Concordei com a cabeça e ela logo tratou de mudar de assunto, me contando suas experiências sexuais mais loucas. Isso sempre nos rendeu boas gargalhadas até decidirmos que era hora de ir dormir para mais um dia de labuta na manhã seguinte.

A semana passou completamente indolor. Do trabalho para casa e da casa para o trabalho, apenas os passeios a noite com o Barry que mudaram a minha rotina e a minha forma de ver as coisas. Eu era muito bem recebida em casa e obrigada a fazer exercicios noturnos para o Bar também poder andar. Não sei como pude viver tanto tempo sem um animal. Barbara tinha voltado pra casa dela depois do trabalho e me ligou a semana inteira para saber como eu estava, o que não ajudava muito porque me fazia lembrar do sonho mesmo que a intenção dela fosse ao contrario.

Eu sabia que ela tinha as melhores das intenções, então sempre dizia que estava otima e fingia não saber do que se tratava.

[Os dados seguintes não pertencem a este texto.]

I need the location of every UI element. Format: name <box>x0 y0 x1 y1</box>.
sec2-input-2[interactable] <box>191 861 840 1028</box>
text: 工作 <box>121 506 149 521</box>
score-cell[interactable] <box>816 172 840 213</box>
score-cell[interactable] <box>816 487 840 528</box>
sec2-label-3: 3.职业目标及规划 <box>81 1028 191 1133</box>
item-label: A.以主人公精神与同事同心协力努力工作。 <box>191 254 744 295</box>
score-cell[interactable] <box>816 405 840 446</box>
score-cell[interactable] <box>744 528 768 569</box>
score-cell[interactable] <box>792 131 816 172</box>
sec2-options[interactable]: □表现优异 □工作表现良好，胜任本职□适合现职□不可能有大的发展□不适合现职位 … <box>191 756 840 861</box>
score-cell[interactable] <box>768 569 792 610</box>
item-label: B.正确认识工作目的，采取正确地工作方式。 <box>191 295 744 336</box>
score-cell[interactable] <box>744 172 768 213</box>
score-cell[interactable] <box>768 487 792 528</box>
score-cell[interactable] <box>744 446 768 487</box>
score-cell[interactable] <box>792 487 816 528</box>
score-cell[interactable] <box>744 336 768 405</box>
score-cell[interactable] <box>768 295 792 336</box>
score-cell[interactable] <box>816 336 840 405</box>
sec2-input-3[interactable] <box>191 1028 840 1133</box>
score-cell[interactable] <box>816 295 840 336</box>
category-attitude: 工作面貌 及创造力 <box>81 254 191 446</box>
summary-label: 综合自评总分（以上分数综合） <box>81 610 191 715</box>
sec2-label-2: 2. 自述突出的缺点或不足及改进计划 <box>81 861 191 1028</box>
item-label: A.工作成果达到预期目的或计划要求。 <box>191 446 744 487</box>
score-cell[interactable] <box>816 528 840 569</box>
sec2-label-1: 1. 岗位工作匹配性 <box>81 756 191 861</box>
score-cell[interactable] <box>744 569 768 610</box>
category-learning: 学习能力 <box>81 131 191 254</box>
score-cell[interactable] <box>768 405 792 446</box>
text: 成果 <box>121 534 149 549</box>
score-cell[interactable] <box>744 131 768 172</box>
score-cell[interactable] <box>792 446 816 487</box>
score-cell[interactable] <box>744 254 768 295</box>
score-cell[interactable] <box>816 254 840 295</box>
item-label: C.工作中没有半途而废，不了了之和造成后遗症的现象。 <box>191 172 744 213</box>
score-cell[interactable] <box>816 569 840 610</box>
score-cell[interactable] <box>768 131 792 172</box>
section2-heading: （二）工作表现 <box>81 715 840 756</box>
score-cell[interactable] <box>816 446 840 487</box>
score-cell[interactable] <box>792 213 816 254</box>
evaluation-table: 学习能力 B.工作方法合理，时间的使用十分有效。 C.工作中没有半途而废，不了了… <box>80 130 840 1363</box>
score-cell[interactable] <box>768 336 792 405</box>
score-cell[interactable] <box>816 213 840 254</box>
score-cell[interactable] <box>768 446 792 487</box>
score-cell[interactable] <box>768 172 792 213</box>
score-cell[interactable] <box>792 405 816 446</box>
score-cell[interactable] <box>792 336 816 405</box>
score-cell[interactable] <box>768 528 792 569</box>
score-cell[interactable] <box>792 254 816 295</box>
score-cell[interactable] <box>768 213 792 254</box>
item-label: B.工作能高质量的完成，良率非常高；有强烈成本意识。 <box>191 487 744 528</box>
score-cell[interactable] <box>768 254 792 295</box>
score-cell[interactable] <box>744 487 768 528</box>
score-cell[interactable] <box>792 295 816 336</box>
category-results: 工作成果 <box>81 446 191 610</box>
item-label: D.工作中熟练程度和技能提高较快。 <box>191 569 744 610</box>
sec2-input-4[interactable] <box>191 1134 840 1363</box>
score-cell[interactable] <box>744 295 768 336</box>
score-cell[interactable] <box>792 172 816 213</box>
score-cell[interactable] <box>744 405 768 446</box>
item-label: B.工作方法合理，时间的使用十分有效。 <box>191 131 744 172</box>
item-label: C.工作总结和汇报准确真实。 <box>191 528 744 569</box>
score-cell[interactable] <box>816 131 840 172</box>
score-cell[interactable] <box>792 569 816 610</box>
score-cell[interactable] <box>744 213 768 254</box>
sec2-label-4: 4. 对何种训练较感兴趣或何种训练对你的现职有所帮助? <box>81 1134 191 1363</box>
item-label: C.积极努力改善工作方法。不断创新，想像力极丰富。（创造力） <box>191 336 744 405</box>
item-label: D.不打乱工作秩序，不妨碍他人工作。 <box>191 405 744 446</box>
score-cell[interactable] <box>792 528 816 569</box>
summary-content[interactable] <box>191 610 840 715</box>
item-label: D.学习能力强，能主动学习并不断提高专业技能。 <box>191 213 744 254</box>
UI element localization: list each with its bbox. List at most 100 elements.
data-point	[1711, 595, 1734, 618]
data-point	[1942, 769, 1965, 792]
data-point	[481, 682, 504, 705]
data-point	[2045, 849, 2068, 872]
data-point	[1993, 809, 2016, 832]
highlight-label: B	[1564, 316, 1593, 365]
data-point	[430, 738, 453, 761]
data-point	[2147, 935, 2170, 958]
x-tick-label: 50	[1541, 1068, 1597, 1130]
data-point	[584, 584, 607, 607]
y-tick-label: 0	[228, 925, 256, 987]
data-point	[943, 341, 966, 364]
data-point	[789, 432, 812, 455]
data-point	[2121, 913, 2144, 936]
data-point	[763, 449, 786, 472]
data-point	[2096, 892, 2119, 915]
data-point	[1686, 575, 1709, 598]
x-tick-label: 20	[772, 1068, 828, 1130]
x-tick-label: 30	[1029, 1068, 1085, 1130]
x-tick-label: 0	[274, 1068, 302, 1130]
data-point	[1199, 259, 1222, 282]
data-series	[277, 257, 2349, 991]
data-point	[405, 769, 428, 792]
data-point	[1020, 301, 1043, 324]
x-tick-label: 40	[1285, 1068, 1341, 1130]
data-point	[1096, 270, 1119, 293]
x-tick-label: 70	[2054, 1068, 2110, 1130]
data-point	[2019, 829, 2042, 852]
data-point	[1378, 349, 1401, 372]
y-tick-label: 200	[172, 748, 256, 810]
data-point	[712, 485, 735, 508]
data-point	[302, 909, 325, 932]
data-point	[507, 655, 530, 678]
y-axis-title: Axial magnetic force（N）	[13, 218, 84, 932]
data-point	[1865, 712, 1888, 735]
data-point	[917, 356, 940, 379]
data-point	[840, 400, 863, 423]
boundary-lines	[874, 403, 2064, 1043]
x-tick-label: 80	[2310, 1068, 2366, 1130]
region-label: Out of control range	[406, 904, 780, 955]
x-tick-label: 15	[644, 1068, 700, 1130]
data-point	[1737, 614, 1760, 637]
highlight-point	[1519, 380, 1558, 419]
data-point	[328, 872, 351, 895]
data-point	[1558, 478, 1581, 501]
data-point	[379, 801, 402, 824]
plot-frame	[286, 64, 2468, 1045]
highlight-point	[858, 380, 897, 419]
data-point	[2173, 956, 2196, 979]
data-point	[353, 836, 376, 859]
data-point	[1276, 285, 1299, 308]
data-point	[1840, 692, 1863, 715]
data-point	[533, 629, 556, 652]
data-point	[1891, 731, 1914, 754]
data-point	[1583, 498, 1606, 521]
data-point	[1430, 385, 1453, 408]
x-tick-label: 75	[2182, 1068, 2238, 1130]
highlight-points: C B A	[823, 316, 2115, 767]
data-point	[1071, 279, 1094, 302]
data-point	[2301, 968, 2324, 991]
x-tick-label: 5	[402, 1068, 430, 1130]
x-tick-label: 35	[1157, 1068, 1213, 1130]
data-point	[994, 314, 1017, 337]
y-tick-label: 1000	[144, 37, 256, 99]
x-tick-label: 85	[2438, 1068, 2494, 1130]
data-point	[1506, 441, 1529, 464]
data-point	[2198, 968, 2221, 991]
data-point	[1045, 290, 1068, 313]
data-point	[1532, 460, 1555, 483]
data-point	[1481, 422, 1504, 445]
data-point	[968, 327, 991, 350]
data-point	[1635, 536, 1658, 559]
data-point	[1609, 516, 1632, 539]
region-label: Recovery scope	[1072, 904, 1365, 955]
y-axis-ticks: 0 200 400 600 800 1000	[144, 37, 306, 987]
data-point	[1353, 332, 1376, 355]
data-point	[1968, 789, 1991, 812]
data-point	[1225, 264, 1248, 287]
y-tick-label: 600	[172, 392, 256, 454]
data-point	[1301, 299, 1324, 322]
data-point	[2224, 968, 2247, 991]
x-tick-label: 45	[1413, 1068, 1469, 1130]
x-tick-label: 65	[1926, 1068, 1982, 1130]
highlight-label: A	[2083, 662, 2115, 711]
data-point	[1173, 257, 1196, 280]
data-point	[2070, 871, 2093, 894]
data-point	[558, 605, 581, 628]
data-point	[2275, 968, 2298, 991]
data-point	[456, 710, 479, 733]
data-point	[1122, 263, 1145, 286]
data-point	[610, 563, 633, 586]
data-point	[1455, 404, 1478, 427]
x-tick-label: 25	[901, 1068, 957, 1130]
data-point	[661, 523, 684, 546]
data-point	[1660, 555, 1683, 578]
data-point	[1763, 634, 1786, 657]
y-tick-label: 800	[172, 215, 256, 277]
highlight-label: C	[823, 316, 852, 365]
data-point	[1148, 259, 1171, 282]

Levei a coversa pelo lado positivo, dizendo que não tinha mais sonhado daquele jeito, o que era otimo, então por essa logica a semana tinha sido otima.

Conforme a sexta-feira se aproximava, mais ansiosa eu ficava - principalmente por ser feriado na proxima segunda – e estava naquele exato momento atracada em uma coxinha.

Me encontrava sentada na cadeira próxima ao balcão no laboratório. Sim, eu sei que é errado, anti-higiênico, não faz parte do manual de boa conduta, blá, blá, blá, mas eu estava ansiosa então tem que existir um desconto para isso. Sem falar que no momento não estava mexendo com nenhuma substancia e a chefe do laboratório tinha saído. Conclusão: todos estavam aproveitavam para comer. Eu não conseguia entender o motivo de tanto nervosismo. No dia anterior eu tinha deixado cair um tubo de ensaio simplesmente por ter me distraído pensando em sabe-se lá o quê. A sorte foi que não tinha nada dentro e como resultado fiquei por ter que pagar o tubo de ensaio e levei uma bronca daquelas.

Ouvi um barulho no corredor e a voz da fera se fez ouvir - ai senhor - engoli o mais rápido que pude, quase me engasgando e todos começaram a correr para guardar ou engolir o que estavam comendo. Comecei a engasgar com a massa e olhei para Carol, a colega de trabalho que estava mais próxima - eu vou ser pega, eu vou ser pega – meus olhos gritavam.

Ela entendendo o meu desespero deu um tapa bem forte nas minhas costas e tive certeza de ouvir uma ou duas costelas quebrando, mas funcionou já que a coxinha desceu lentamente. Murmurei uma obrigada e voltei para o experimento que estava fazendo.

- Essa foi por pouco, em – Carol sussurrou do meu lado.

Concordei com a cabeça ainda horrorizada com a ideia de ser pega e sentindo a coxinha descer feito pedra.

- Já pensou se a Agnes ver? Não quero nem imaginar.

A porta se abria então olhei para o Júlio que estava na outra bancada de frente pra mim, fiz um gesto com a mão para que ele limpasse o jaleco, e limpou desesperado meio segundo antes da nossa megera favorita colocar a cabeça pra dentro nos observando com aqueles olhos de águia.

- Valeu – Júlio agradeceu ajeitando os óculos, uma mania dele que eu achava muito fofa.

Júlio é um ano mais velho, todo desajeitado e tímido, era um bom colega e sempre prestativo com todos. Ele é um rapaz até que bonito o que combinava perfeitamente com a maravilhosa personalidade que tinha. Júlio tem cabelos pretos quase azulados e olhos castanhos claros, magro demais e sem músculos definidos – pelo menos nenhum que ficasse a vista – alto, algo perto de um metro e oitenta e cinco centímetros.

Ofereci um sorriso de cumplicidade ao Júlio e voltei a me concentrar no meu trabalho antes que a Agnes resolvesse soltar fogo pela boca.